Monday, January 11, 2016

SIR ALHAJI AHMADU BELLO, THE SARDAUNA OF SOKOTO: THE LEGEND (II)



      


ALH. SIR AHMADU BELLO kbe

     Hello dear Readers, I hope you all liked and enjoyed the previous episode which is the first episode and here comes the second episode, I hope you will also like it.
        In 1949, he made his debut in the Political arena and was elected a member of the Northern region House of Assembly. In quick Succession, he was a member of a constitutional Drafting Committee as one of the representatives of the North; a member of the Northern Regional Loans Board. In 1951, he joined the Northern Regional Government Executive Council as Minister of works and in a cabinet reshuffle in 1953, he became the Minister of Local Government and Community Development and was designated the leader of Government Business of the Northern Region. At the Nigeria Constitutional Conference held in London in 1953, he was the leader of the Northern delegation. In 1954, at the Party Convention in Jos, he was elected the President-General of the Northern Peoples Congress (NPC), the Political Party that was at the helm of affairs of the Government of the Government of the Federation up to the time our Independence. In the same year he assumed the Post of Premier of the Northern region. It was in 1955 that he first went on pilgrimage to Mecca, and thereafter the pilgrimage and the Umrah to the Holy Land became an unbroken annual event in the life of Sir Ahmadu Bello until his death. In 1957, there was another constitutional Conference in London and he led Northern Delegation. With the Achievement of self-Government in March 1959 he became the President of the Executive Council in the North. In the same year, he was knighted of the British Empire (KBE).
In 1960, he was elected Vice-President of the Ahmadu Bello University, the institution that he founded, nurtured and cherished. On 15th January, 1966 he suffered martyrdom at the hands of a gang of dissident Army Officers, in a senseless and treacherous coup d’etat that sowed the seeds of Political instability and retrogression in Nigeria, and led the nation into bloody Civil war.

With the death of Sir Ahmadu Bello, Nigeria lost a great patriot, a great statesman national hero and the North lost what no adequate words can describe. Suffice to say that it lost a legend, it lost its beacon of light and has left wandering in the wilderness for thirty years now without pilot or guide or shepherd. But Sir Ahmadu Bello left outstanding legacies which if we the inheritors of those legacies can apply or mite only a small fraction, our Peoples and our nation can make giant strides forward.
The Sardauna had Sterling Qualities far too many to mention. But it will be height of injustice and disservice to talk about his life and not to mention anything about his qualities, his dreams, his policies and some of his achievements.

A Devout Muslim and a Champion of Religious Tolerance

Witness: The motto he chooses for the North was “work and worship”. In his Christmas message broadcast in 1959 he stated inter alias: “Here in the Northern Nigeria we have People of Many different races, tribes and religious who are knit together to common history, common interest and common ideas, the things that unite us are stronger than the things that divide us. I always remind people of our firmly rooted policy of religious tolerance. We have no intention of favouring one religion at the expense of another. Subject to the overriding need to preserve law and order, it is our determination that everyone should have absolute liberty to practice his belief according to the dictates of his conscience…”

Michael Audu Buba, Jolly Tanko Yusuf, George Uru Ohikere, Pastor David Obadiah lot, Peter Simon Achimugu, Ignatius Durlong, Sunday Awoniyi among others who were in his Government or in the public Service and work closely with him had the same treatment from him if not better then their Moslem counterparts. With Sardauna, what earned you more favours was your hard work, dedication to duty and honesty.

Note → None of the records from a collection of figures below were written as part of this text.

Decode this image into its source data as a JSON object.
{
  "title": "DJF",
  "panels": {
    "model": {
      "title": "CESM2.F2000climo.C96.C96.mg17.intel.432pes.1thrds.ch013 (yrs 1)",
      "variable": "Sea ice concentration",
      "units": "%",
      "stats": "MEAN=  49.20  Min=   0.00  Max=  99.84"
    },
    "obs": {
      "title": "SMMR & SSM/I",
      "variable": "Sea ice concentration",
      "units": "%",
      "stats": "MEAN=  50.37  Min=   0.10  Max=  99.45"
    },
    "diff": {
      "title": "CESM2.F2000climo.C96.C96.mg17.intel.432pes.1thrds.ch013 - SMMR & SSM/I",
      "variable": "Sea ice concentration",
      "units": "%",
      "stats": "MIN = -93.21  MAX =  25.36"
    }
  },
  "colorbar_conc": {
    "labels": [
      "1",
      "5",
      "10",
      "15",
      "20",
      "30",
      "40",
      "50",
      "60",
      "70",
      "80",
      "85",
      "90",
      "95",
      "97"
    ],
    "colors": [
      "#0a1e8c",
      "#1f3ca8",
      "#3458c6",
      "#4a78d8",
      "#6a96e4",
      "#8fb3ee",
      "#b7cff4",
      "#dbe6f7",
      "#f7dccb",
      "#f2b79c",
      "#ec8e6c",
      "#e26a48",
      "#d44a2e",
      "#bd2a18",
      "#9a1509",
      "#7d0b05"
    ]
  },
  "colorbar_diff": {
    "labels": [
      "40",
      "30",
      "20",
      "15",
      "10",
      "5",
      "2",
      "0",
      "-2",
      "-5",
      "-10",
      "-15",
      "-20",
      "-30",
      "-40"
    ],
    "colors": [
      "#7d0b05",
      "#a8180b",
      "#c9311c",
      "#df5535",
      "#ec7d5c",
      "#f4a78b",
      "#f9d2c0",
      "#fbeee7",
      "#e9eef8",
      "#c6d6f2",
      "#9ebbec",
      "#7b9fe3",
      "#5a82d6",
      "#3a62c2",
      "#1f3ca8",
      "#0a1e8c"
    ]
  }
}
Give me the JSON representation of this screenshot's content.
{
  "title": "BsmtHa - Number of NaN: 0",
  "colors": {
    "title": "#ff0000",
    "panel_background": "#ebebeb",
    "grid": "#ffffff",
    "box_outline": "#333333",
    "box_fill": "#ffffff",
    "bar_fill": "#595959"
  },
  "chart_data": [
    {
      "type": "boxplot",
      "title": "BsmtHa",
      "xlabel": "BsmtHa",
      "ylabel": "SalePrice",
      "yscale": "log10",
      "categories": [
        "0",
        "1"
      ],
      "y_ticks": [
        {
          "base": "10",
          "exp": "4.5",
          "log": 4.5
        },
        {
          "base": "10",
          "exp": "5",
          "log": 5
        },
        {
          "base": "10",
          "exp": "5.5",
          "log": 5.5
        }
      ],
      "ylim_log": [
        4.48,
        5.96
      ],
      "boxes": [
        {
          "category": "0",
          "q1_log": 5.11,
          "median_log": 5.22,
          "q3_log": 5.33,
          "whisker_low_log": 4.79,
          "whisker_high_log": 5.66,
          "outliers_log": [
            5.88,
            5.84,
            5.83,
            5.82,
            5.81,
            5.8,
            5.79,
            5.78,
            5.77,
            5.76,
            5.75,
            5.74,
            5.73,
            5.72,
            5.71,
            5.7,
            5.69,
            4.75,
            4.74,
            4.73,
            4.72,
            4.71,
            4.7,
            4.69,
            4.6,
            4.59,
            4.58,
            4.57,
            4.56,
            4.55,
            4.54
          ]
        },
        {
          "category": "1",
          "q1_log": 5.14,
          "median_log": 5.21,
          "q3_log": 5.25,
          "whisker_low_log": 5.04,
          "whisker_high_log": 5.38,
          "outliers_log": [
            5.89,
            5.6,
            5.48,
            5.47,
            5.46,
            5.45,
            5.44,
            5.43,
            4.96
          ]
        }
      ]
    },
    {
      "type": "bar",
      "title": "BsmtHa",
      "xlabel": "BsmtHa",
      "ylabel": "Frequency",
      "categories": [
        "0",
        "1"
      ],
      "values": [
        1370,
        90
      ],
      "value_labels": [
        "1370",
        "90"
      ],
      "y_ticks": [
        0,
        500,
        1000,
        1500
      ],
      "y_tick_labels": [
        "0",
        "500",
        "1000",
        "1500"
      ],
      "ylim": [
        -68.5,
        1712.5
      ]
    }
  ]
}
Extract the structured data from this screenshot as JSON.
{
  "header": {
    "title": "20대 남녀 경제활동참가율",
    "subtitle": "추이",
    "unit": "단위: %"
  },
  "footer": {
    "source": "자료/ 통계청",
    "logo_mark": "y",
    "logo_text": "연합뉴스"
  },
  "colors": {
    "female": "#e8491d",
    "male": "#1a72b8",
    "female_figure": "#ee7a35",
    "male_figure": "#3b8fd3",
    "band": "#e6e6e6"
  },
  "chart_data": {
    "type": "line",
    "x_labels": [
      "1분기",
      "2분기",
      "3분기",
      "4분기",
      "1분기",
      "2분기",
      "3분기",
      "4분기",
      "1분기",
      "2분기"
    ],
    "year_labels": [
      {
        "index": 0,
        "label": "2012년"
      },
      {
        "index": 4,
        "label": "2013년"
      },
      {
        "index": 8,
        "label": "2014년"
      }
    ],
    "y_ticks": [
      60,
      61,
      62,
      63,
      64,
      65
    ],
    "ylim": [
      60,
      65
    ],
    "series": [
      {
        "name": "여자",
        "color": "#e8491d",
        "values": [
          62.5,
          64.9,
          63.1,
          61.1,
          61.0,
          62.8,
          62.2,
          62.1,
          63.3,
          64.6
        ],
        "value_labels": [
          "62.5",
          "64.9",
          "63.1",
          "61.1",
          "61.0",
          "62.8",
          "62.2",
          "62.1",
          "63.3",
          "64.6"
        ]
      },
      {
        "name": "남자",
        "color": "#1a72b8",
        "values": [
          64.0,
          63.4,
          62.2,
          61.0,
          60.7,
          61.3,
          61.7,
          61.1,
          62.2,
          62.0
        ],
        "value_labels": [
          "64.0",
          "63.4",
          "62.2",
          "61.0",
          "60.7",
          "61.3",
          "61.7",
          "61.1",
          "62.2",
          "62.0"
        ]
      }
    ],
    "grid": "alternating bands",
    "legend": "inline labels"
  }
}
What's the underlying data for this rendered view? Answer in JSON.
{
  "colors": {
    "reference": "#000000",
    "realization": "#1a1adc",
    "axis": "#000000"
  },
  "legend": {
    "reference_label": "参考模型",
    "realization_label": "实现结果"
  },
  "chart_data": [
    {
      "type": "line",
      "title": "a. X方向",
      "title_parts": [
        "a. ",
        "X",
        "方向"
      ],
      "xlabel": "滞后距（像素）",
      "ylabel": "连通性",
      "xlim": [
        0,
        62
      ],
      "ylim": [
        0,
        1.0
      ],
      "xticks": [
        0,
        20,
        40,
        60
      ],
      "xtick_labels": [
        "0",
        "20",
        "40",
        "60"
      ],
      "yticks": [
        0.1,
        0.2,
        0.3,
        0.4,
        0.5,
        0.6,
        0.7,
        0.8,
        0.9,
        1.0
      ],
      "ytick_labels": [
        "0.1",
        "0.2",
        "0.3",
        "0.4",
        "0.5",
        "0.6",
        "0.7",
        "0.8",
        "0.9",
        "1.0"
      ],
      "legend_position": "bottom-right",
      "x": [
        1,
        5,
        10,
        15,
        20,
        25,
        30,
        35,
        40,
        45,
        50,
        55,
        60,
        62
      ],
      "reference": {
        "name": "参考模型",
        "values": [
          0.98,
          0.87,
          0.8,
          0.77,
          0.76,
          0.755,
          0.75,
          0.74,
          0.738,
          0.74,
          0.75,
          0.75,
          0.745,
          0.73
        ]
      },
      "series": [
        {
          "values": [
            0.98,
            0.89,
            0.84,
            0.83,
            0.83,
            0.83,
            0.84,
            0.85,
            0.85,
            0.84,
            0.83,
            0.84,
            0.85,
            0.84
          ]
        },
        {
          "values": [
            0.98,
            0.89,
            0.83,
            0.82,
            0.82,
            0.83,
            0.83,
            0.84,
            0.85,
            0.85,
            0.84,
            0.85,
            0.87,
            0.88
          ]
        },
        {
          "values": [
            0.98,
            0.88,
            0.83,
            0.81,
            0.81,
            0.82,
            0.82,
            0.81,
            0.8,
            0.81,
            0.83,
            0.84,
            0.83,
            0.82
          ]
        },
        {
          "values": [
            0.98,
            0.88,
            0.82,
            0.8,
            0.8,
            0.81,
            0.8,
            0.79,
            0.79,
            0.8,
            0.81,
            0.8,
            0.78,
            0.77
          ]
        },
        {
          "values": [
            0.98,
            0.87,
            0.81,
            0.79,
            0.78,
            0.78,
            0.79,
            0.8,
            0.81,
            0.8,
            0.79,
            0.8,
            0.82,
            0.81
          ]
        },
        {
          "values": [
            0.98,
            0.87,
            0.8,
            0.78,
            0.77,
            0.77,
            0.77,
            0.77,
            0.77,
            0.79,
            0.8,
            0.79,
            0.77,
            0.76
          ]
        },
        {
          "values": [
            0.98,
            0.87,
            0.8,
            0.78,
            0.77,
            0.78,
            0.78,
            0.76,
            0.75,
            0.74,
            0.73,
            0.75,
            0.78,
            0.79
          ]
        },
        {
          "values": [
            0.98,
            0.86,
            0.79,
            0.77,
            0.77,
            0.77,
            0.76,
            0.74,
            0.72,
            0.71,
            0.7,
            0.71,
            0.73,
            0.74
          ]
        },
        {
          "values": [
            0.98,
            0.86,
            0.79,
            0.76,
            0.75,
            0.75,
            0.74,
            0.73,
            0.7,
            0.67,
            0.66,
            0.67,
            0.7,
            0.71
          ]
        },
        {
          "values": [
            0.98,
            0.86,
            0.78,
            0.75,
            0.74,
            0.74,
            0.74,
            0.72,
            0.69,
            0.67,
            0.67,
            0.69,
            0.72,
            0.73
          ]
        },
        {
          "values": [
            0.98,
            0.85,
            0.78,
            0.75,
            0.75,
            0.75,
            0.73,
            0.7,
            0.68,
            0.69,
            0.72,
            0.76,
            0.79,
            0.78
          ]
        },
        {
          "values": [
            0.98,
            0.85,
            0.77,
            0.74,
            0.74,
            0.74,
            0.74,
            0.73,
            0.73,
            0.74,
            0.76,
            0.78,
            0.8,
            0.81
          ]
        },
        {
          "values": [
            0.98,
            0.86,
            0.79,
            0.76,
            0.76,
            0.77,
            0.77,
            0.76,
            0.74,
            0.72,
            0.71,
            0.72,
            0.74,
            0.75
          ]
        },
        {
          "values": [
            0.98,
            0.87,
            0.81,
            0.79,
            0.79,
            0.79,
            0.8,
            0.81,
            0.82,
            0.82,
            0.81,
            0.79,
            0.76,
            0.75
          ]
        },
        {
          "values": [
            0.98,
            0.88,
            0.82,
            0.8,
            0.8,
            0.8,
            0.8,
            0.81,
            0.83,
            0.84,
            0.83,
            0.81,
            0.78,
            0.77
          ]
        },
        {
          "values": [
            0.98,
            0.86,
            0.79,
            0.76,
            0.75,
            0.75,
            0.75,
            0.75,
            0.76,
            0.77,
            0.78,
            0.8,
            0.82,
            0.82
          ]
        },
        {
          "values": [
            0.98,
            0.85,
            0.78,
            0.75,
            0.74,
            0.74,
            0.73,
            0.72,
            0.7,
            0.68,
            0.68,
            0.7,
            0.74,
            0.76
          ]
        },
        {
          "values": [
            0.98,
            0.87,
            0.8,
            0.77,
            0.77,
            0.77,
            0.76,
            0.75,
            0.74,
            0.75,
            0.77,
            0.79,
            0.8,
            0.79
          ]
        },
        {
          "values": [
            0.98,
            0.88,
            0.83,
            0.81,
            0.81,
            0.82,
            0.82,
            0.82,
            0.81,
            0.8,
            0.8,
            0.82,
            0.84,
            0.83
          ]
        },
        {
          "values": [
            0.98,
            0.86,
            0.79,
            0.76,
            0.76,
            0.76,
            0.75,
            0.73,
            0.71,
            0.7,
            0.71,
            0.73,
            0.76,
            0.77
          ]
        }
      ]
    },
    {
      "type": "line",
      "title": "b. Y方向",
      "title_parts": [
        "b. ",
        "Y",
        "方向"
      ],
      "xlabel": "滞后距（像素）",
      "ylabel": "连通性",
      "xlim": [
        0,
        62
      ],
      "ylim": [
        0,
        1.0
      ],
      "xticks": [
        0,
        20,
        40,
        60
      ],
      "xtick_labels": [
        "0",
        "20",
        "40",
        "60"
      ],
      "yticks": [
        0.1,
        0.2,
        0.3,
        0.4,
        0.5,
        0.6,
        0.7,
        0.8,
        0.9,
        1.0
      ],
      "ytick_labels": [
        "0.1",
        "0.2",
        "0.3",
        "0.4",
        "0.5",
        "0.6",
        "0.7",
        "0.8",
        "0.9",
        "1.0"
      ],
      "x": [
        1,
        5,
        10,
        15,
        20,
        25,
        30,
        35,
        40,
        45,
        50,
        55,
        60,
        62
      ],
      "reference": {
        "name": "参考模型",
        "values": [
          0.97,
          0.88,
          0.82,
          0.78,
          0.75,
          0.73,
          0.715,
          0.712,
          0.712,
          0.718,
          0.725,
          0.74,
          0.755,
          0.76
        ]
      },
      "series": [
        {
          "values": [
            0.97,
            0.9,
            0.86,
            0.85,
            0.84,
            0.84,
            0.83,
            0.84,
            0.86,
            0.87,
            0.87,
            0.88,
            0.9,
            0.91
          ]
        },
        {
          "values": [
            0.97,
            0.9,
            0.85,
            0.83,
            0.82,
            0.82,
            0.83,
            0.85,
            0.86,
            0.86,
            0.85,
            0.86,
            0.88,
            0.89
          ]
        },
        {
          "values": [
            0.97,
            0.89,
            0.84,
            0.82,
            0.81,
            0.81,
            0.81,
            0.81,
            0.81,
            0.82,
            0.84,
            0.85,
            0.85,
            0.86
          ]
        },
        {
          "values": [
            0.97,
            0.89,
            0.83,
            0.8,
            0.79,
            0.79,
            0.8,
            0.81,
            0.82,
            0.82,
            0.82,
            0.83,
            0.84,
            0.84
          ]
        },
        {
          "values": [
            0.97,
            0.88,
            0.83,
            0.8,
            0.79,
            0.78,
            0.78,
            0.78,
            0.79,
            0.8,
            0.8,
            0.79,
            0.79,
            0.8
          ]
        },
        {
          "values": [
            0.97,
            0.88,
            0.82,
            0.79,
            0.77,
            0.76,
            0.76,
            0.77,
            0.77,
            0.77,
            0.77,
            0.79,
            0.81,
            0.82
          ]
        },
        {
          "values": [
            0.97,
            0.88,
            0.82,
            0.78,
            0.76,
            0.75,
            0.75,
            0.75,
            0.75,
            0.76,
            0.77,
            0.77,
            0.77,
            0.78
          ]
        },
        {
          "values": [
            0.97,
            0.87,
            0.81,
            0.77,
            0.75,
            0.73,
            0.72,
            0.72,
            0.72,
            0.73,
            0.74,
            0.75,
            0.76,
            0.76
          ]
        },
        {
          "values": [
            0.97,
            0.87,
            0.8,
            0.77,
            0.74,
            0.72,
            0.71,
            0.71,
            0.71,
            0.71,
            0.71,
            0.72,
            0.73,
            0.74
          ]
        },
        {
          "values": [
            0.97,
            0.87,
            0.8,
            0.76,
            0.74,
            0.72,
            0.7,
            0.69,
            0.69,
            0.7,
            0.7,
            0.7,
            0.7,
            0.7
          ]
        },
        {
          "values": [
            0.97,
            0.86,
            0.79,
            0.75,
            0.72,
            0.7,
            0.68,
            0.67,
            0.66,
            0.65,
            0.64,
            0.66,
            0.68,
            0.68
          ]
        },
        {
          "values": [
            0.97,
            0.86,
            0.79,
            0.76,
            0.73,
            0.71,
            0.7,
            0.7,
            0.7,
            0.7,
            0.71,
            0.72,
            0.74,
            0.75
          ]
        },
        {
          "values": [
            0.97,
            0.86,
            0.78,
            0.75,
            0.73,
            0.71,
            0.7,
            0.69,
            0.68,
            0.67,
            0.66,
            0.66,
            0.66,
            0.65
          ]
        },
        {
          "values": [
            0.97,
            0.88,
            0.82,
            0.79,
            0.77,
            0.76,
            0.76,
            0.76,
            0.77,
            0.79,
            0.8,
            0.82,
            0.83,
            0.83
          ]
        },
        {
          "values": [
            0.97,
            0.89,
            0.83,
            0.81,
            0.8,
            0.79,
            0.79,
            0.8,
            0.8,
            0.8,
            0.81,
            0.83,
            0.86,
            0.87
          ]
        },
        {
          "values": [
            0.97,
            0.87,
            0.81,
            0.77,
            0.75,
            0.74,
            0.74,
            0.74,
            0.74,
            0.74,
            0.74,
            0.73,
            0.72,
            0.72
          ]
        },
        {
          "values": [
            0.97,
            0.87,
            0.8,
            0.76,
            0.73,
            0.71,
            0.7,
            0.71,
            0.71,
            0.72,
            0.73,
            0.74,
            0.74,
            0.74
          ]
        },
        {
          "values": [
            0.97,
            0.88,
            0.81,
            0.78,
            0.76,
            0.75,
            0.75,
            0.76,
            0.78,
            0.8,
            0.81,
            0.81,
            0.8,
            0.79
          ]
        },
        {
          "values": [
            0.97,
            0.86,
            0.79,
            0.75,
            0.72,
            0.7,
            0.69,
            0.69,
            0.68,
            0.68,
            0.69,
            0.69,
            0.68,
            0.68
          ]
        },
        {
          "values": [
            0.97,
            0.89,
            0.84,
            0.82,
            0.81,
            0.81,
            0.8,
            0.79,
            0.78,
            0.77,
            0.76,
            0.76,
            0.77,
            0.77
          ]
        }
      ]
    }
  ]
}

In the Process of undertaking the legal reforms of 1959 that involve the Sharia law, delegations were sent to Sudan, Libya and Pakistan. Peter Achimugu, a Christian, was included in the delegation that went to Libya and Pakistan..

A Progressive Reformist
Witness: The reforms and the democratization of the Native Authorities which were carried out during his time; a giant stride from Emirs-in-Council to Emirs-and Council; with outer Councils having as members, elected representatives of the people.

Witness: The launching of the Crash training programme at the Kano Medical Corps mooted in 1952-53 to produce doctors at a time when the North did not have more then a few indigenous doctors like  Dr. Ahmadu Rimi who rose to become a Major-General and Director-general of the Nigeria Army Medical Corps; the mounting of crash programmes in law and accountancy and the assistant District Officers (ADO’s) training programmes at the Institute of Administration Zaria.